COVID-19

Hartford Nonprofit Looks to Provide More Survival Tools During COVID-19

NBC Connecticut

The pandemic has caused difficulty for people already struggling with addiction and mental health issues by putting a drain on services across the country.

A Hartford-based nonprofit is looking for more counselors to help provide survival tools to people who need them most.

"We're here to support anyone who is challenged with addiction or mental health, grief and loss during this time of this pandemic," Community Renewal Team's Integrated Services Project Director Casie DeRosier said.

DeRosier said the changes of the pandemic have amplified the issues their most vulnerable clients struggle with and it has taken away many of the traditional means for working through challenges.

Community Renewal Team's Integrated Services Project Director Casie DeRosier

"Attending an on-site meeting, being able to gain employment to bring structure into their lives. Being confined to a house or a home for a certain amount of days due to the COVID 19, DeRosier said. "Jobs may have been affected. Family may have been affected. So their coping skills and their safety net has definitely been disrupted drastically."

Because demand is so great, the nonprofit is seeking more professional counselors to help manage the dozens of cases their existing clinicians already juggle, which is around 40 per counselor.

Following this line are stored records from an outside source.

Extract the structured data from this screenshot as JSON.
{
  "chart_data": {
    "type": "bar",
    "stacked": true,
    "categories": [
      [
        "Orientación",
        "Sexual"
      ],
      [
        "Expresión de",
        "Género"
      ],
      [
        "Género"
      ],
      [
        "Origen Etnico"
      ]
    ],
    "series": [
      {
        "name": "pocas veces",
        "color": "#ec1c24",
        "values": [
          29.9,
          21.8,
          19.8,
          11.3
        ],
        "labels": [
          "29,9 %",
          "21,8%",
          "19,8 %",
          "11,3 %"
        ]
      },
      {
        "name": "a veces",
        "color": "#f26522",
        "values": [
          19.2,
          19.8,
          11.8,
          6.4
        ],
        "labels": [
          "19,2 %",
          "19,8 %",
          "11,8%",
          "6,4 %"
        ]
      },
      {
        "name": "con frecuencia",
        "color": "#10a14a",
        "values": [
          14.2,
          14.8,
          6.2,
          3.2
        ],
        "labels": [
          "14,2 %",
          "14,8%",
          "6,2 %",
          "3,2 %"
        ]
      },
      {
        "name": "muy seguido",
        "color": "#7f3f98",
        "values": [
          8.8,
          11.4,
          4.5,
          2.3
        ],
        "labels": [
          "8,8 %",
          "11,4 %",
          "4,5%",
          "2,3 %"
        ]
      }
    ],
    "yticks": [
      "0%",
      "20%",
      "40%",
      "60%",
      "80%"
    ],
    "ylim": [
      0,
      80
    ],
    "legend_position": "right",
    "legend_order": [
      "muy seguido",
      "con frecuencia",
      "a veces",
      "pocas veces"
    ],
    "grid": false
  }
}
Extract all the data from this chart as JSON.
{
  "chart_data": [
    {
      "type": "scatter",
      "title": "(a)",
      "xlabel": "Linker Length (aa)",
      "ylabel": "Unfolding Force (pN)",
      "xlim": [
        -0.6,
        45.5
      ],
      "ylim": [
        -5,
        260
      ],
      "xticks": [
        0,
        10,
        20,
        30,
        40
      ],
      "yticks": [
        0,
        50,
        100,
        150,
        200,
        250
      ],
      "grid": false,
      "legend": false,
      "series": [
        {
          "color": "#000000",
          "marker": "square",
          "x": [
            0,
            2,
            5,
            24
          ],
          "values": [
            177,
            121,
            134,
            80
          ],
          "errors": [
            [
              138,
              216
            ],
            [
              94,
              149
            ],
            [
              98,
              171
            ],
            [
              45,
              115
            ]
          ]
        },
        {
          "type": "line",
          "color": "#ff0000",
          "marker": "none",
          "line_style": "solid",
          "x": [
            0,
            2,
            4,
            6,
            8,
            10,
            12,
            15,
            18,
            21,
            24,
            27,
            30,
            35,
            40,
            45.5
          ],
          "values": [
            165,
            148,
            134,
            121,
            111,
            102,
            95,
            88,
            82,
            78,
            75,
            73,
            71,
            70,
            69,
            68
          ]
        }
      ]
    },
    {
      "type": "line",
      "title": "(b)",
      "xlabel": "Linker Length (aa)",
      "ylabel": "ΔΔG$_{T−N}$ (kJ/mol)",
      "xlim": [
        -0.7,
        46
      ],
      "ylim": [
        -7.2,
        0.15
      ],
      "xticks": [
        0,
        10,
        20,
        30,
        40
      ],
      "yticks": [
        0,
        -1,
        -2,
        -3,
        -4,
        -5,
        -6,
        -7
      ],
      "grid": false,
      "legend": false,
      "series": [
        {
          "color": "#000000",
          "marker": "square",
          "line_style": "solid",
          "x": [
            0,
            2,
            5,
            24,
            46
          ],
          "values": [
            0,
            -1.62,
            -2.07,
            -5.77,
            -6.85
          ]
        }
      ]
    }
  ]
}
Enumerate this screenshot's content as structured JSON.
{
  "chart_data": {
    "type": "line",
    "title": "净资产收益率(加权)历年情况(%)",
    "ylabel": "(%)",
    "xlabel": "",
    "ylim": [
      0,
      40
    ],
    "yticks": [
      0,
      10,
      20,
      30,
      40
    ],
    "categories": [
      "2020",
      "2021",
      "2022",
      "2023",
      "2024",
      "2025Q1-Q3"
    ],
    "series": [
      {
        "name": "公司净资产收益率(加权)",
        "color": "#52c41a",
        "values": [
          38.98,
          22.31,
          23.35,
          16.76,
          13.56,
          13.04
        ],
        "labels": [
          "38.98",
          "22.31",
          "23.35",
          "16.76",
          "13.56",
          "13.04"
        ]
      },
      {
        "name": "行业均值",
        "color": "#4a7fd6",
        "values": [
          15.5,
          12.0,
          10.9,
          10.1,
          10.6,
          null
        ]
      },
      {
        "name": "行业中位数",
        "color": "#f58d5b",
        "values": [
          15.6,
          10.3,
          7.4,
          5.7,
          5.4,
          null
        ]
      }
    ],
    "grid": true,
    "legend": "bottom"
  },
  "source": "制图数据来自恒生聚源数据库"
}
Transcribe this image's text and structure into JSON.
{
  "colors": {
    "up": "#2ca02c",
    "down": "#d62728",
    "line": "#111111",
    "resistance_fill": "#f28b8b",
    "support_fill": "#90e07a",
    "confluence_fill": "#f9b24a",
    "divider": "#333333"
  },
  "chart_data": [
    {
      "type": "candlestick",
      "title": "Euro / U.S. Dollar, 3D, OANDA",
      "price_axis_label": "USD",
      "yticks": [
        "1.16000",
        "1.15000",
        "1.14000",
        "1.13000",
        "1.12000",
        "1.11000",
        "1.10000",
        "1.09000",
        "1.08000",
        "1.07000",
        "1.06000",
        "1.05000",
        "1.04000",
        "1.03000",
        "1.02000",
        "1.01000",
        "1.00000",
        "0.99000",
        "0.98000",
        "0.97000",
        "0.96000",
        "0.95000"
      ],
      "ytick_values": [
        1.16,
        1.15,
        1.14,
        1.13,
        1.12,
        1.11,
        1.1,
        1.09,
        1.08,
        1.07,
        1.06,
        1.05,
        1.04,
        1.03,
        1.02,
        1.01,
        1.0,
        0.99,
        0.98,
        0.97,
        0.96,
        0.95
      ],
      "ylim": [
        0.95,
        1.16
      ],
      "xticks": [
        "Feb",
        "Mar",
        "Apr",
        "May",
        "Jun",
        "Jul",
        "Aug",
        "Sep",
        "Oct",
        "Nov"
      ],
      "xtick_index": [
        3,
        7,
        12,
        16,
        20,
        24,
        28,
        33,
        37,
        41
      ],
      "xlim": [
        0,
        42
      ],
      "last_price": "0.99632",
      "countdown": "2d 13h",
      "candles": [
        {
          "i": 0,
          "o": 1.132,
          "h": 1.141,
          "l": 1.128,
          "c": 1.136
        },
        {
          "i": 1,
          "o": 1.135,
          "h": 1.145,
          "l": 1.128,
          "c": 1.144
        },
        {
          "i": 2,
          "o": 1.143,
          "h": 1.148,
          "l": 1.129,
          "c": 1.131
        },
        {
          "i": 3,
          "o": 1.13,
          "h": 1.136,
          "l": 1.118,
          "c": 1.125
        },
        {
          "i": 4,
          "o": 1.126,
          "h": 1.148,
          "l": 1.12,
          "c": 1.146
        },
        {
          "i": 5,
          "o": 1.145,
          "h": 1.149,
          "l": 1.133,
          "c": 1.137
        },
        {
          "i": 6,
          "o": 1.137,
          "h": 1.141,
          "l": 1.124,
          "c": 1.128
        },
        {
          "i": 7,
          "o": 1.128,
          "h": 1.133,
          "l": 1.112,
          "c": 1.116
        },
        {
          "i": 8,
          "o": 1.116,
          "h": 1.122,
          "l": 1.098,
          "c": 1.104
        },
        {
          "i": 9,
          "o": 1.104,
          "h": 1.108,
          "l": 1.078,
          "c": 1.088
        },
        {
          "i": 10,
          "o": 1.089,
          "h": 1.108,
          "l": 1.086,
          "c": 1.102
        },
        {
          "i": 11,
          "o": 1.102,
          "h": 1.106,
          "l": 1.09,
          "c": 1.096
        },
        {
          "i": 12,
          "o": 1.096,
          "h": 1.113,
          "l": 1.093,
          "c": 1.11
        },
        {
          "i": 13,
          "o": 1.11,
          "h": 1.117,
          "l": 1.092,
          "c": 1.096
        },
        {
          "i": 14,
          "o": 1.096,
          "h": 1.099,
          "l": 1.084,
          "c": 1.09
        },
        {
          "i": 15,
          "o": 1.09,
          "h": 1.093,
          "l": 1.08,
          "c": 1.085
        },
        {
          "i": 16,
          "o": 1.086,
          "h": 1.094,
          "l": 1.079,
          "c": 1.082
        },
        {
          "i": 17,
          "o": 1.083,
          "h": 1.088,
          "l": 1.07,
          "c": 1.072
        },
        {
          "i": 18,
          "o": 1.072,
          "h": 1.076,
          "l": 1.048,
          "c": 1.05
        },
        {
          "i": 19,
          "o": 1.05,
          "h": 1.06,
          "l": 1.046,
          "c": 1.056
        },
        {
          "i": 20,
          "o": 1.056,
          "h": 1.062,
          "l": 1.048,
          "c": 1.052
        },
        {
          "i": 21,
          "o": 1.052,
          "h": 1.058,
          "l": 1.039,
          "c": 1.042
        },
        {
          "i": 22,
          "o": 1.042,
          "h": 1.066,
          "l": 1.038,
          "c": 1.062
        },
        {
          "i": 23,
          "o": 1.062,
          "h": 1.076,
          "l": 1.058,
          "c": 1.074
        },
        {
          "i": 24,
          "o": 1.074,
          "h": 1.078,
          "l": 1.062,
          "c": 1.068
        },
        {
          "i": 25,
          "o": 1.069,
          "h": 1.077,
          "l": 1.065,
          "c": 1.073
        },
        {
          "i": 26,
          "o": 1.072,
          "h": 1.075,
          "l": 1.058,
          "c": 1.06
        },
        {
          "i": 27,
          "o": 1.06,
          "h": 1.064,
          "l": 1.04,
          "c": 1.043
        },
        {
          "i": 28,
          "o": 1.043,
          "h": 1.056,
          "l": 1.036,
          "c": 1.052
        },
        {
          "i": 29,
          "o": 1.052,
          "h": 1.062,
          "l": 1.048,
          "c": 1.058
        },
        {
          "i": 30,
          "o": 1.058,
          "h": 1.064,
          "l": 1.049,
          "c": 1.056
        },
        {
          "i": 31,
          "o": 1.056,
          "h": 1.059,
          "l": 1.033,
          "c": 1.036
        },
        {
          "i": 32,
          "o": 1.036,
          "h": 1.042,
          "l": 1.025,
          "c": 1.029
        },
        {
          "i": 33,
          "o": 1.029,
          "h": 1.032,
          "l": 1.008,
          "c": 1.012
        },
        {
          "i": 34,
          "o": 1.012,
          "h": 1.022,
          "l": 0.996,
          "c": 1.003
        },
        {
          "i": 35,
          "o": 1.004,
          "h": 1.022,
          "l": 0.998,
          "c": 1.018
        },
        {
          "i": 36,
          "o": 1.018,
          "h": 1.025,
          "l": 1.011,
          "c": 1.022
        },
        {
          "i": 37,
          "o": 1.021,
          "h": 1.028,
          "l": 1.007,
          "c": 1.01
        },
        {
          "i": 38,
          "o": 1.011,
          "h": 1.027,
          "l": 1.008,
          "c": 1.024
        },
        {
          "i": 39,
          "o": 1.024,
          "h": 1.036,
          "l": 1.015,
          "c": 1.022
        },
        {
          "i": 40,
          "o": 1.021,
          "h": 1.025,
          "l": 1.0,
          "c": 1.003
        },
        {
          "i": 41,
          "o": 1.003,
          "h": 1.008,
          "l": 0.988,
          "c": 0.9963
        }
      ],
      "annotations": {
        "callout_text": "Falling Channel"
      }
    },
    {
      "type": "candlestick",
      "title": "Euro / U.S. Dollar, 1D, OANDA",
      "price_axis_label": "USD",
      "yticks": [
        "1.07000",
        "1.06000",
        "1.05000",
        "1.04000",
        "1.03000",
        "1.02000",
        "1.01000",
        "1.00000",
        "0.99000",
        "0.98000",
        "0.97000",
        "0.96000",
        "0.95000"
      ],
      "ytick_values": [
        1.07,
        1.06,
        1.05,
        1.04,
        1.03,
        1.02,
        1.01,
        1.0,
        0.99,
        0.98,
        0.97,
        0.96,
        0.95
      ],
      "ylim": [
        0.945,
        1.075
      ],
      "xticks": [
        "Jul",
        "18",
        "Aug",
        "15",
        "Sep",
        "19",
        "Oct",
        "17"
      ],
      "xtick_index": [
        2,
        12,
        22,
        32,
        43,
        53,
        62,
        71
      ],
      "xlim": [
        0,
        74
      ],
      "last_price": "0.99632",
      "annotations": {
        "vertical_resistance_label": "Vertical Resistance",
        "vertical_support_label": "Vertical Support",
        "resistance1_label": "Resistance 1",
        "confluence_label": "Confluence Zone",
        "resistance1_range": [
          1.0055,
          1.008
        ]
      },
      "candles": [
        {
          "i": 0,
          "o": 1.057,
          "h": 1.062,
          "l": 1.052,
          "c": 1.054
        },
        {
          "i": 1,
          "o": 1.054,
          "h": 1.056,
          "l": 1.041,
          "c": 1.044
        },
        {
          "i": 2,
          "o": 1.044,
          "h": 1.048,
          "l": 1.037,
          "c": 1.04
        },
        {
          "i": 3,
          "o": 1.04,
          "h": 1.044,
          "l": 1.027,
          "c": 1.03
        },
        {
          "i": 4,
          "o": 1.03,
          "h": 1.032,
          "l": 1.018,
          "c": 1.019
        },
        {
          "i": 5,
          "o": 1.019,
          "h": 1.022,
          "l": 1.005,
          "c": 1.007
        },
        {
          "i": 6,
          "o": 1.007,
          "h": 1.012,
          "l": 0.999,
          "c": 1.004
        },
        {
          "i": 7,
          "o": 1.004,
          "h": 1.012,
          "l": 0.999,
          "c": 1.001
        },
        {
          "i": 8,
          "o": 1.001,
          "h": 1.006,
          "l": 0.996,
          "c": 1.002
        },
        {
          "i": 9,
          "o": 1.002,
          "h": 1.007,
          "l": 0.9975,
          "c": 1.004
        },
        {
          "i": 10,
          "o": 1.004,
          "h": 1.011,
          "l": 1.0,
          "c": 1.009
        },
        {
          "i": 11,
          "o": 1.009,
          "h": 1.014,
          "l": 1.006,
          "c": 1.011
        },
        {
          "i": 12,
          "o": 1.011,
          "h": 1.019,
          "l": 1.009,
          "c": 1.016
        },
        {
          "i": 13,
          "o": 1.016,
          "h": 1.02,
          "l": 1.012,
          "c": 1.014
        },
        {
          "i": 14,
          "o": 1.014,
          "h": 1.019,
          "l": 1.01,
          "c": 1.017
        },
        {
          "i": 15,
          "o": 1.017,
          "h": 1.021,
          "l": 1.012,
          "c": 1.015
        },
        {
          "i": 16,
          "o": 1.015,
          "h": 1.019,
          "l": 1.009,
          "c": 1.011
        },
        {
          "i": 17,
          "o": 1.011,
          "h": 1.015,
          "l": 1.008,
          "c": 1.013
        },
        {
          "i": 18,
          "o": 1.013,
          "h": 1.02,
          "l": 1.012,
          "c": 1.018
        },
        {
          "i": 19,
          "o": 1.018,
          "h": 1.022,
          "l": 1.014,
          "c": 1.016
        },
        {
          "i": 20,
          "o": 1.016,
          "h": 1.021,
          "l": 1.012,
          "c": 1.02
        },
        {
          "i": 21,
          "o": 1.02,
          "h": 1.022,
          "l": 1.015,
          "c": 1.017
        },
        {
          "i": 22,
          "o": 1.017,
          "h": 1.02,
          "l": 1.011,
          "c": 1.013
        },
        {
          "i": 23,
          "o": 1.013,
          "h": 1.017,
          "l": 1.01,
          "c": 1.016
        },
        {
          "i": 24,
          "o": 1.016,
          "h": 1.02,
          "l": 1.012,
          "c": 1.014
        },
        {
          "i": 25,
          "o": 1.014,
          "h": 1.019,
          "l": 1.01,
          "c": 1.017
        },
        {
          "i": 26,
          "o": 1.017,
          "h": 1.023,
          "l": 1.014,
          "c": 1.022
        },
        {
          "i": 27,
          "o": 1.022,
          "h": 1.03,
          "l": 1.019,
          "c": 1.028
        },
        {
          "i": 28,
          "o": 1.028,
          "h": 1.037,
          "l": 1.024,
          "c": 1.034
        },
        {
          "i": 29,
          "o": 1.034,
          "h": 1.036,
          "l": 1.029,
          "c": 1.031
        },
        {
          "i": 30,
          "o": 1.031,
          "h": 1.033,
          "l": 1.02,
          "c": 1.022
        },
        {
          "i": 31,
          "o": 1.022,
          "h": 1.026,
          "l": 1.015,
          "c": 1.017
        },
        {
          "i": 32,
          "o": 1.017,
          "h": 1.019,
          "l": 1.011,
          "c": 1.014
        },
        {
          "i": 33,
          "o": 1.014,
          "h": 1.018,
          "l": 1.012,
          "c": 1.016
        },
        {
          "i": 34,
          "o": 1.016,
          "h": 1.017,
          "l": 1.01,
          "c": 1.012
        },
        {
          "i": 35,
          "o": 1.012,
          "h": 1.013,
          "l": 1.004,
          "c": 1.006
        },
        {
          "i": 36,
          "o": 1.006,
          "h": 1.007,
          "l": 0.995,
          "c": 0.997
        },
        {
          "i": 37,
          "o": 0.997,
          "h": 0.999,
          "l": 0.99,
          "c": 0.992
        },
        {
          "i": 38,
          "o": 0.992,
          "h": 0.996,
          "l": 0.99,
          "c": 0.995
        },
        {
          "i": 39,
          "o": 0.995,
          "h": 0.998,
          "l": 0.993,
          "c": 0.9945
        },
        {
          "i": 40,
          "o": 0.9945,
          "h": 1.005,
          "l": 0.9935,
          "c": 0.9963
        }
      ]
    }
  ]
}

"We are going through something that this generation has never gone through before. It does not discriminate. It can affect anybody. Mental health is known to decline in times of crisis," DeRosier said.

The nonprofit is hoping a new incentive and a desire to help will lead to a few good counselors who will step in and help during this unprecedented time.

"The unknown can be a very tricky and complicated emotion and we want to make sure that we have the staff in order to support the demand of increased fear, worry, mental health and substance use needs in our community," DeRosier said.